Mi enfoque combina siempre la técnica más adecuada con una recuperación guiada por fisioterapia especializada, lo que facilita la reincorporación a las actividades diarias en el menor tiempo posible.

6. Ventajas de operar con el Dr. Luis Tomás Llano

  • Experiencia de más de 15 años en cirugía artroscópica y reparadora.
  • Formación internacional y colaboración con centros de referencia.
  • Técnicas mínimamente invasivas que reducen dolor postoperatorio.
  • Protocolo de rehabilitación personalizado y seguimiento cercano.
  • Tratamiento integral: desde el diagnóstico hasta la vuelta a la actividad deportiva.

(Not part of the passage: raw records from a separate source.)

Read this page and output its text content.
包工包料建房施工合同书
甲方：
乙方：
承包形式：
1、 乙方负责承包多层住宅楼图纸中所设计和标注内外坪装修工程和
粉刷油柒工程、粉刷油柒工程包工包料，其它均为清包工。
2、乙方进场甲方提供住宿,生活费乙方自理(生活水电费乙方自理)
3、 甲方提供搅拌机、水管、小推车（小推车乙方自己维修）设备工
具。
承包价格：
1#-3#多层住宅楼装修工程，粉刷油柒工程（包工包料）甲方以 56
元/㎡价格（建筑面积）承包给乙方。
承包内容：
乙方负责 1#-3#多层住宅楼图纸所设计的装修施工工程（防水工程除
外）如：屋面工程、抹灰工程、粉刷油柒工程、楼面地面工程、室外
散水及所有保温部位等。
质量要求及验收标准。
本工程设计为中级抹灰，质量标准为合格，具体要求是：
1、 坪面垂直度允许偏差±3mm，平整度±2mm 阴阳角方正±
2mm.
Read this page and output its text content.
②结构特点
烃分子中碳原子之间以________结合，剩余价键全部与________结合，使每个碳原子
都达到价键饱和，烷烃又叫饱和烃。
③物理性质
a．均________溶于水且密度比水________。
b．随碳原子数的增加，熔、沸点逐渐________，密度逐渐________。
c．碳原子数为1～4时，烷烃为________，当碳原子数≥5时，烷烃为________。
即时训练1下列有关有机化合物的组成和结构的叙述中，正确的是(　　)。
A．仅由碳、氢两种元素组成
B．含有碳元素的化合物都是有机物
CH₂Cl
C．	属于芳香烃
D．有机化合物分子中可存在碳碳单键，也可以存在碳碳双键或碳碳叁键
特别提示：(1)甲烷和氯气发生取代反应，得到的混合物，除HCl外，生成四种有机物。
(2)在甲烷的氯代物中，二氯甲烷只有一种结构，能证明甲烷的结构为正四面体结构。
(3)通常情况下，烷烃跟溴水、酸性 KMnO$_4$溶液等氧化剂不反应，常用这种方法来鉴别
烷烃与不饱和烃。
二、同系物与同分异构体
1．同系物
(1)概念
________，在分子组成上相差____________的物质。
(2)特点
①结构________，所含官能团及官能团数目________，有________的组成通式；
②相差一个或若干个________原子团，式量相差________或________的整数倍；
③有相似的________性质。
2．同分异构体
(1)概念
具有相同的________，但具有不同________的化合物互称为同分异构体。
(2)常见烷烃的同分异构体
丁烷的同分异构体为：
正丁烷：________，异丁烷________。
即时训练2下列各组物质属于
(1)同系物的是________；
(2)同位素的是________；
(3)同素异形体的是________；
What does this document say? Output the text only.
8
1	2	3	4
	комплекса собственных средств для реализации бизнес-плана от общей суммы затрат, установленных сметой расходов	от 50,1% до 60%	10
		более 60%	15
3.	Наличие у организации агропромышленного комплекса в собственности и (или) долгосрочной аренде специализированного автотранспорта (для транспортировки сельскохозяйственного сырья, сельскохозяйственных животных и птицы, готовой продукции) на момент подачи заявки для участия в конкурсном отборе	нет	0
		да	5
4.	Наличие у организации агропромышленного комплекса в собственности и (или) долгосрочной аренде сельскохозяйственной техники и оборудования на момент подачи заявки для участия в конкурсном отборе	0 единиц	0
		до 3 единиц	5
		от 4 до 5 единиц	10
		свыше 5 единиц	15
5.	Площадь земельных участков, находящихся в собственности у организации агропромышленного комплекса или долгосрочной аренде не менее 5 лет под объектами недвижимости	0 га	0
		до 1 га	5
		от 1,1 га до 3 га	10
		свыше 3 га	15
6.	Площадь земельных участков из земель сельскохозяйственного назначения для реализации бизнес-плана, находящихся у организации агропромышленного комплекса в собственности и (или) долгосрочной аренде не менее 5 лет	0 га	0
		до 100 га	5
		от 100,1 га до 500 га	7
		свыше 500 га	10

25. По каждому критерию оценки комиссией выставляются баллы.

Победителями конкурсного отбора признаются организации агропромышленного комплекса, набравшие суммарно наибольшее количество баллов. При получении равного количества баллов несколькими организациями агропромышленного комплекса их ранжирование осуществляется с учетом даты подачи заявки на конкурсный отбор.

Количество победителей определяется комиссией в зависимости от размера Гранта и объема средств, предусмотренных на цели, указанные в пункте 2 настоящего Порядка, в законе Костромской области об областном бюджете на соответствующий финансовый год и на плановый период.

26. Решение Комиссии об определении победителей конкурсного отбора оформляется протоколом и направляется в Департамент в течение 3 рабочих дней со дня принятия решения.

7. Rehabilitación y pronóstico postoperatorio

Una adecuada recuperación incluye:

  1. Inmovilización inicial de 2–4 semanas (según el procedimiento).
  2. Fisioterapia progresiva para recuperar movilidad y fuerza.
  3. Control periódico con ecografía o resonancia para evaluar la reparación.
  4. Retorno gradual a actividades laborales y deportivas entre 3 y 6 meses.

La clave está en un plan individualizado: he visto cómo pacientes retoman plenamente su vida rutinaria gracias a un seguimiento riguroso y personalizado.


Preguntas frecuentes

¿Cómo se diagnostica una rotura del manguito rotador?

Mediante la combinación de pruebas clínicas (test de Jobe, Neer, Hawkins) y estudios de imagen como la resonancia magnética o la ecografía musculoesquelética.

¿Qué pruebas de imagen se necesitan antes de la cirugía?

Radiografía simple para descartar alteraciones óseas, ecografía para valorar tendones y bursas, y resonancia magnética para confirmar la extensión de la lesión.

¿Cuándo se decide la cirugía frente al tratamiento conservador?

Si tras 3–6 meses de fisioterapia, medicamentos y reposo el dolor persiste o hay inestabilidad, se recomienda la intervención quirúrgica.

¿Cuánto dura la recuperación tras una artroscopia de hombro?

Generalmente, la recuperación funcional completa oscila entre 3 y 6 meses, dependiendo de la lesión y la adherencia al programa de rehabilitación.

¿Qué ventajas ofrece el Dr. Luis Tomás Llano en cirugía de hombro?

Su experiencia internacional, el uso de técnicas mínimamente invasivas y un seguimiento postoperatorio personalizado garantizan resultados óptimos y una recuperación más rápida.